Expansions detection - Githubissues

gymreklab / GangSTR

A tool for profiling long STRs from short reads

GNU General Public License v2.0

80 stars 16 forks source link

Expansions detection #95

Closed leorebensabath closed 3 years ago

leorebensabath commented 3 years ago

Hi GangSTR team,

I want to use GangSTR to detect repeat expansions and I have a few questions.

Is there a way to output a vcf file with only the STRs with ALT allele different from the reference ?
Also I have been trying to use the --str-info flag to be able to identify expansions with DumpSTR. I used a very basic file for a first attempt, this unique line :

chr4 3074877 3074933 100

But when I run GangSTR, I get this warning : WARNING: Unknown STR info column detected... 100 And in the output vcf file, the 3 values of the QEXP field are -1, even at the location of the str-info file. Could you tell me why my formatting of the str-info file is wrong?

In the str-info file, what threshold would you advise to use compared to the reference STR length at each location, given that I want to do a global scanning of the genome and not look for one specific pathogenic location ?

Thanks !

nmmsv commented 3 years ago

Hello, I'll try to answer your questions one by one:

Currently GangSTR does not produce that kind of output. You need a downstream script/command to make that specific output.
Does the strinfo file contain a header? The header format is shown here: https://github.com/gymreklab/GangSTR#--str-info
The threshold highly depends on your application. For example, in a case-control study, you may want to use the maximum allele length of controls as a threshold. If you want to only study expansions that are longer than short read length (to study platform limitations due to short reads or something similar) you can use read length as a threshold.

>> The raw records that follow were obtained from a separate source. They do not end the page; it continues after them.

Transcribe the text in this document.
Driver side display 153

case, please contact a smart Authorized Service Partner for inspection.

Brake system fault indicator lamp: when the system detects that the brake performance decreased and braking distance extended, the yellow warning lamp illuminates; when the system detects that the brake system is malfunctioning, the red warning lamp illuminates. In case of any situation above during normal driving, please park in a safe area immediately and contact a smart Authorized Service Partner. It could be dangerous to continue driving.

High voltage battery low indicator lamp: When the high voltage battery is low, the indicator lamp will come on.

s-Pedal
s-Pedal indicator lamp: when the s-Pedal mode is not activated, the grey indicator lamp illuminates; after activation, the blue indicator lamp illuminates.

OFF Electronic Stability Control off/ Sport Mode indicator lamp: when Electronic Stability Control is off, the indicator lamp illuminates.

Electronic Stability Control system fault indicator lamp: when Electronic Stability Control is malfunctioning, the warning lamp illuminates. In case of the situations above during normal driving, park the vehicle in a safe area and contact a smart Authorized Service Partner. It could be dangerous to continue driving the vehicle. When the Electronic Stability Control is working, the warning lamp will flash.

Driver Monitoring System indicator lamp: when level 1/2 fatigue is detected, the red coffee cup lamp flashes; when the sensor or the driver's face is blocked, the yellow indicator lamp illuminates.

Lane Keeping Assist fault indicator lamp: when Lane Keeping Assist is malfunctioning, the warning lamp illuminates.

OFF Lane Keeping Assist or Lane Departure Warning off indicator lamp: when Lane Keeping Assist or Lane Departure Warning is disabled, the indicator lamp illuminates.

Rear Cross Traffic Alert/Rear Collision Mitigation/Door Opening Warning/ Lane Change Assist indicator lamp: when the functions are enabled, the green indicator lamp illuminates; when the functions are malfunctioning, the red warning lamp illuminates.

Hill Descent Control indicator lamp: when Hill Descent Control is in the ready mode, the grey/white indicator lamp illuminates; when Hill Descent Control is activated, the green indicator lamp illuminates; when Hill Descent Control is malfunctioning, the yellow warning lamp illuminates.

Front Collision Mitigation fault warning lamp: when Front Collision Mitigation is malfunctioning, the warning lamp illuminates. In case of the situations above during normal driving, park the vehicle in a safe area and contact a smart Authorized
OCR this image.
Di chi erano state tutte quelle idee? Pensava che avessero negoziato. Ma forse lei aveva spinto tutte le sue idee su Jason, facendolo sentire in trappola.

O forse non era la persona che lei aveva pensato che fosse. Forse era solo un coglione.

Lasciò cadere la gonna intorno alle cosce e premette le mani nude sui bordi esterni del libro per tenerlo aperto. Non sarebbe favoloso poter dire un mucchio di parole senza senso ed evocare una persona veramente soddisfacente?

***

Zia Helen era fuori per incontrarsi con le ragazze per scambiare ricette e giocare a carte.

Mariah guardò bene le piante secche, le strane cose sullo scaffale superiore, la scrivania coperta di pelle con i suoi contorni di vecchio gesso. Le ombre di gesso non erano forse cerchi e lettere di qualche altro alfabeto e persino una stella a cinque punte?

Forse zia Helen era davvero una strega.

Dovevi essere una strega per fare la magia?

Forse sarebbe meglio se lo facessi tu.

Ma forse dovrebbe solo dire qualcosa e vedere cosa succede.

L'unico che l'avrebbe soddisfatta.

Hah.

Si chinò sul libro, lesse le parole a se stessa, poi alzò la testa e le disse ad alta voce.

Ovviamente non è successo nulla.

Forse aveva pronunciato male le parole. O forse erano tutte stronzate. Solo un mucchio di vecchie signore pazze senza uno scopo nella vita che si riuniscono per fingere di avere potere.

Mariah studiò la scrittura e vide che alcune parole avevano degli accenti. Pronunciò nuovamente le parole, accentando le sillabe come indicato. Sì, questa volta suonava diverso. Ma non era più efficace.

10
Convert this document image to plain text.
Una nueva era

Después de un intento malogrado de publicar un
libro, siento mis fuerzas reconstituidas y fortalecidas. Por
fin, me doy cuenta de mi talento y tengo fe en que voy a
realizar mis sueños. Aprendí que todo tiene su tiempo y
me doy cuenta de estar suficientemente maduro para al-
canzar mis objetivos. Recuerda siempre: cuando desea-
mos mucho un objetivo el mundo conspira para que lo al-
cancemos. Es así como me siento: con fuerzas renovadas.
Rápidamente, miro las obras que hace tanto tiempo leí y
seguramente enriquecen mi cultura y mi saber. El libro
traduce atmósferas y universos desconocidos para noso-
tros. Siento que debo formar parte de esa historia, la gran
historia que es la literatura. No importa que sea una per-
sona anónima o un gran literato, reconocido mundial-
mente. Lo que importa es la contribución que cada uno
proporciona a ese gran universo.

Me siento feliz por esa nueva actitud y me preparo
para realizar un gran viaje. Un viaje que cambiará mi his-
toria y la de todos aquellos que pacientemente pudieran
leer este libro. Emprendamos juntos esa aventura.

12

Please let me know if you have additional questions! Best, Nima

leorebensabath commented 3 years ago

Thanks a lot this is very helpful ! Just another question about the running time, I have a whole genome bam file and GangSTR took about 1h30-2h to process chromosome 1. Is it a regular running time ? Is there any good practice to reduce it ?

nmmsv commented 3 years ago

I don't remember the running time on chr1 off the top of my head, but that sounds reasonable to me. For a full whole-genome bam we get ~25h running time on average on a single core. Unfortunately, we haven't yet implemented any parallelization into the method, but you can "manually" parallelize the run if you want. For whole-genome runs, you can use --chrom input flag to run each chromosome separately (with a separate GangSTR call), and then merge the results using mergeSTR. To get faster on a single chromosome, you can potentially split the input bed into smaller chunks and run each one separately, and merge. I know, it's not the most elegant solution :D Please let me know if you had any other questions!